While rain for your yard and home may sound great if you're waiting for things to grow, too much rain can cause problems. If your home and yard aren't ready, spring rain can lead to water issues. Here's how to be prepared ahead of time, no matter how much rain you're expecting.
Gutters are an important defense during the rainy season by keeping water away from your siding and home. However, gutters get filled with leaves, needles, dirt and bugs over time, especially during winter: The result is clogged gutters and downspouts during rainy weather, causing water to backflow, so the gutters do more harm than good. It's a good idea to clean out your gutters at least twice a year: in the fall and spring. If you have pines around your home, which shed a lot of needles, you may need to clean your gutters quarterly.

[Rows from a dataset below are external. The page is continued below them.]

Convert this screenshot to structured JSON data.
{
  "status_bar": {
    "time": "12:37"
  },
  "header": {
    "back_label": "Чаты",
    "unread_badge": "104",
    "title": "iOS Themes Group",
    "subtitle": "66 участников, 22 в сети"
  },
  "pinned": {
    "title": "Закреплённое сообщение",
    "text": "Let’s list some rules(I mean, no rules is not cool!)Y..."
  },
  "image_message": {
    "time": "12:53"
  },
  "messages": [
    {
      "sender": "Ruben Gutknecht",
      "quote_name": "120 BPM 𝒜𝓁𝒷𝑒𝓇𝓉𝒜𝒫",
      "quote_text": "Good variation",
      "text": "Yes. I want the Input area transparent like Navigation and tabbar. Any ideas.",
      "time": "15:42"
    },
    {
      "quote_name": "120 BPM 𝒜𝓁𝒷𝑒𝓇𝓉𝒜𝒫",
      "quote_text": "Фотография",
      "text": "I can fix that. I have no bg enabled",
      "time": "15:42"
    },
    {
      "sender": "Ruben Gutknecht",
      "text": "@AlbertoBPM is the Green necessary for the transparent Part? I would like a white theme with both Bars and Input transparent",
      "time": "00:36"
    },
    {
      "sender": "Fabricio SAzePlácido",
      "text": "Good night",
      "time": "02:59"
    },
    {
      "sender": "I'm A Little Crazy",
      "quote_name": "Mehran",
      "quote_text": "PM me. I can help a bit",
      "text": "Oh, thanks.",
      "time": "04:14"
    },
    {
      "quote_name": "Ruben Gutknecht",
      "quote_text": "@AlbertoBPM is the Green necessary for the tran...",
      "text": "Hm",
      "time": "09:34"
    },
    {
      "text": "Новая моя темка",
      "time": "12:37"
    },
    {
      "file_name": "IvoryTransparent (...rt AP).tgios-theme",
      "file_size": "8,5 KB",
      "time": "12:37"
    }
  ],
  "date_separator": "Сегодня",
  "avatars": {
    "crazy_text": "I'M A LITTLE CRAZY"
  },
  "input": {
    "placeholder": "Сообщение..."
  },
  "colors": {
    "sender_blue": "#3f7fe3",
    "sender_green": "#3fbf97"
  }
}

Protect Your Foundation from Moisture
Gutters and eaves help protect your siding from exposure to moisture and rot, but your foundation isn't always as well-defended, especially if there is soil next your foundation that can soak up water from rainfall and let it linger. Cracks and decay result, threatening the structural integrity of your house. If you have a basement, water seeping inside your home may also be a cause for concern. Gradient control, gravel drain installation and sump pumps can solve many of these problems if your home is at risk from rain for your yard.
Prevent Soggy Soil
Even if your foundation is safe, keep an eye on the soil around your yard, lawn and garden. Stepping on soggy soil can ruin seedlings and shoots, especially on new, growing grass. And if the soil is too soggy for too long, plants will become waterlogged and open to some nasty diseases, which means you may have to do some emergency landscaping.
Clean Up Debris and Damage Quickly
During rainy days, yard debris is particularly dangerous. Those piles of leaves, trash or anything else covering your yard will become soaked and allow moisture to linger for long periods of time. Mildew and mold can grow as a result, so take care of debris immediately. The same is true of cracks, missing shingles and other problems that allow leaks to form when spring and summer rains become a problem.
Watch for Encroaching Bugs
Rainy weather can create bug problems as well. Lots of rain can drive some insects (such as ants) indoors in search of drier locations. Additionally, moisture can soften up wood and attract plenty of pests that want to chomp down on it. Don't forget to look out for pests like mosquitoes that need moisture to breed; frequent rainfall can help them swarm unless they are controlled.